Les engagements de la France sont toutefois dépendants de ses disponibilités financières. On assiste actuellement, avec la crise, à une déresponsabilisation des pouvoirs publics.

Les engagementspendent également de la volonté des États dans lesquels la présence de la France pourrait s’exercer. Ainsi, actuellement, la plupart des États d’Afrique souhaite une renégociation de ses contrats de défense avec Paris. Si, en 1980, il y avait 15 000 hommes en Afrique, il y en a aujourd’hui à peine 5 000.

5Sujet d’étude n° 2 : Les Français dans le monde, de nouvelles mobilités


Traditionnellement, la France était un pays d’immigration. Mais aujourd’hui, de nombreux Français vivent et travaillent à l’étranger, témoignage de l’ouverture de la France sur le monde. Qui sont ces Français ? En quoi contribuent-ils au rayonnement de la France ?

A Des Français de plus en plus nombreux à l’étranger


Les expatriations se multiplient. Au 31 décembre 2013, 1 643 000 personnes sont inscrites au registre des Français à l’étranger, ce qui semble bien inférieur à la réalité, bon nombre d’expatriés négligeant de se signaler auprès des consulats. Ce chiffre marque une croissance annuelle de 3 à 4 %.

Les motivations se diversifient. Les raisons professionnelles expliquent la plupart des départs : nécessité de rejoindre un groupe français ou étranger qui s’est internationalisé ou désir de créer sa propre entreprise. Mais d’autres motivations interviennent : familiales (rejoindre un membre de sa famille), fiscales (échapper à la pression fiscale), scolaires ou universitaires (poursuivre ses études à l’étranger), humanitaires (s’engager dans une ONG ou enseigner dans un État francophone) ou simplement désir de vivre ou de passer sa retraite dans un pays ensoleillé où le coût de la vie est peu élevé (Espagne, Maroc).

B Des Français à l’étranger marqués par la diversité


Répartition des expatriés français (%)

– Europe : 50,4

– Amérique du N. : 13

– Amérique latine : 6,1

– Afrique : 14,6

– Moyen-Orient : 8,4

– Asie et Océanie : 7,5

Diversité sociale. Les expatriés sont majoritairement des jeunes : étudiants (50 000 dans le cadre de programmes tels Erasmus) et jeunes actifs. Ce sont surtout des hommes (nombreux cadres). Ils sont plus diplômés que la moyenne française. La durée de leur séjour est variable : 43 % restent moins de 3 ans et 27 % plus de 10 ans. Il s’agit rarement d’une émigration définitive comme celle des Anglais ou Irlandais en Amérique au xixe siècle.

Diversité géographique. La proximité géographique (Europe), les conditions de vie proches de celles de la France sont déterminantes dans le choix du pays d’accueil. Plus de 50 % des expatriés français sont installés en Europe.

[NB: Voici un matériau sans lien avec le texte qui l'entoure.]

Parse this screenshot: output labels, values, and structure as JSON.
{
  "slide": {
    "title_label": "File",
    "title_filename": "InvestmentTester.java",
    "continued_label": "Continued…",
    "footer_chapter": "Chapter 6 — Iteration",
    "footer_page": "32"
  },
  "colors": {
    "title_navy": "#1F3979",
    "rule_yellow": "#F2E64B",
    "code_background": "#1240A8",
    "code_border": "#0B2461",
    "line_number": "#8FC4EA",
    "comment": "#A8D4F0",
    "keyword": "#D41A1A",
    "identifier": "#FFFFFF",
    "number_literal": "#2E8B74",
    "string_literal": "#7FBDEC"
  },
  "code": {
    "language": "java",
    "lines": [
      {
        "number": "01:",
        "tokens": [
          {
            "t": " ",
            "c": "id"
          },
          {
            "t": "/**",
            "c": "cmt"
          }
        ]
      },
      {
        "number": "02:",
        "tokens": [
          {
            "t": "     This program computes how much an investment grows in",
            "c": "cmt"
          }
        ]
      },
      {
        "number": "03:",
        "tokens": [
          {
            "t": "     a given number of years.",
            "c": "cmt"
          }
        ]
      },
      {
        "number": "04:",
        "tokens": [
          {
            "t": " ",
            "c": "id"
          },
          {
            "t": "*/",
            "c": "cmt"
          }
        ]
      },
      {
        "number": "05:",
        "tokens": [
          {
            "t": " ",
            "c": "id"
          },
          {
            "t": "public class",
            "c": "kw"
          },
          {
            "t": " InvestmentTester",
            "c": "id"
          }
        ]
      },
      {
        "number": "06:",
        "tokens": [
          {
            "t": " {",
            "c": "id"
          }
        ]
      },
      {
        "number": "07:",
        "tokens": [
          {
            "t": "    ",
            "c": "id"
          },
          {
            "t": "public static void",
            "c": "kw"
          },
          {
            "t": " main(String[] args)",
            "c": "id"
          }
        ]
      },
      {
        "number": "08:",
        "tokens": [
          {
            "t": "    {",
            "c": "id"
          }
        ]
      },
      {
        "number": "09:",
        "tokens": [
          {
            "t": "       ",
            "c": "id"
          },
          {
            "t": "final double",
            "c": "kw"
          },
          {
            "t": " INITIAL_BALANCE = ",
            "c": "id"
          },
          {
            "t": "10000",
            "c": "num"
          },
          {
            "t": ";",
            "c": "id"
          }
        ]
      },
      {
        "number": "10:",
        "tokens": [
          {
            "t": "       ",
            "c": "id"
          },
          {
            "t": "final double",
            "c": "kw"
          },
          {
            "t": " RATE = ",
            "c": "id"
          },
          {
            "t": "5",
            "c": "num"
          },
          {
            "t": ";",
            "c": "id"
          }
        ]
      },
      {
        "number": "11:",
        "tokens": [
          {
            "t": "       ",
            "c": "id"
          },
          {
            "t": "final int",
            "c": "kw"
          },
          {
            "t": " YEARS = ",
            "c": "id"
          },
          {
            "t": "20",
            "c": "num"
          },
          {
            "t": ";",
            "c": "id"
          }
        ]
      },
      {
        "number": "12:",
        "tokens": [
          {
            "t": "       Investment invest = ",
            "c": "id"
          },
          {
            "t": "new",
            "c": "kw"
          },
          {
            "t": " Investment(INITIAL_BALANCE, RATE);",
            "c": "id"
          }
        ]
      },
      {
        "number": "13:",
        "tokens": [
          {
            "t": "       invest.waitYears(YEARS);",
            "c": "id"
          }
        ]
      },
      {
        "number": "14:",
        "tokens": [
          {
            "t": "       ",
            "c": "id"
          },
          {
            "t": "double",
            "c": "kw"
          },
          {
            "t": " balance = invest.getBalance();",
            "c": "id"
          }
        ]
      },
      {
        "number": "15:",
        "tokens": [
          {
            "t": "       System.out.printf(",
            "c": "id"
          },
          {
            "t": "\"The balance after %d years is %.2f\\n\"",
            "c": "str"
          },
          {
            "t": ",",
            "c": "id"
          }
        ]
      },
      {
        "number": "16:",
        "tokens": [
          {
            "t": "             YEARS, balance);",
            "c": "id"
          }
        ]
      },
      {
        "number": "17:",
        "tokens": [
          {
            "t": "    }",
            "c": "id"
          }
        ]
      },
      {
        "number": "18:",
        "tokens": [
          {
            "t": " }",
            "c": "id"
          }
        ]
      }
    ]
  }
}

C Des Français qui contribuent au rayonnement de la France


Les expatriés maintiennent les liens avec la France. Ils sont représentés par l’Assemblée des Français à l’étranger créée en 2004 et composée de conseillers élus par les Français de l’étranger : elle dépend du ministère des Affaires étrangères. Les Français de l’étranger participent à la vie politique française (élection du président de la République et, au suffrage indirect, de 12 sénateurs). Beaucoup d’entre eux reviennent périodiquement en France.

Ils assurent le rayonnement de la France. Présents sur tous les continents, ils sont des acteurs essentiels de la francophonie. Ils sont aidés en cela par l’Alliance française, les centres culturels et les lycées français (par ex. : le lycée Charles de Gaulle dans « la vallée des grenouilles » à Londres). Ils contribuent non seulement à la diffusion de la langue et de la civilisation française, mais aussi à celle de sa technologie et de son savoir-faire.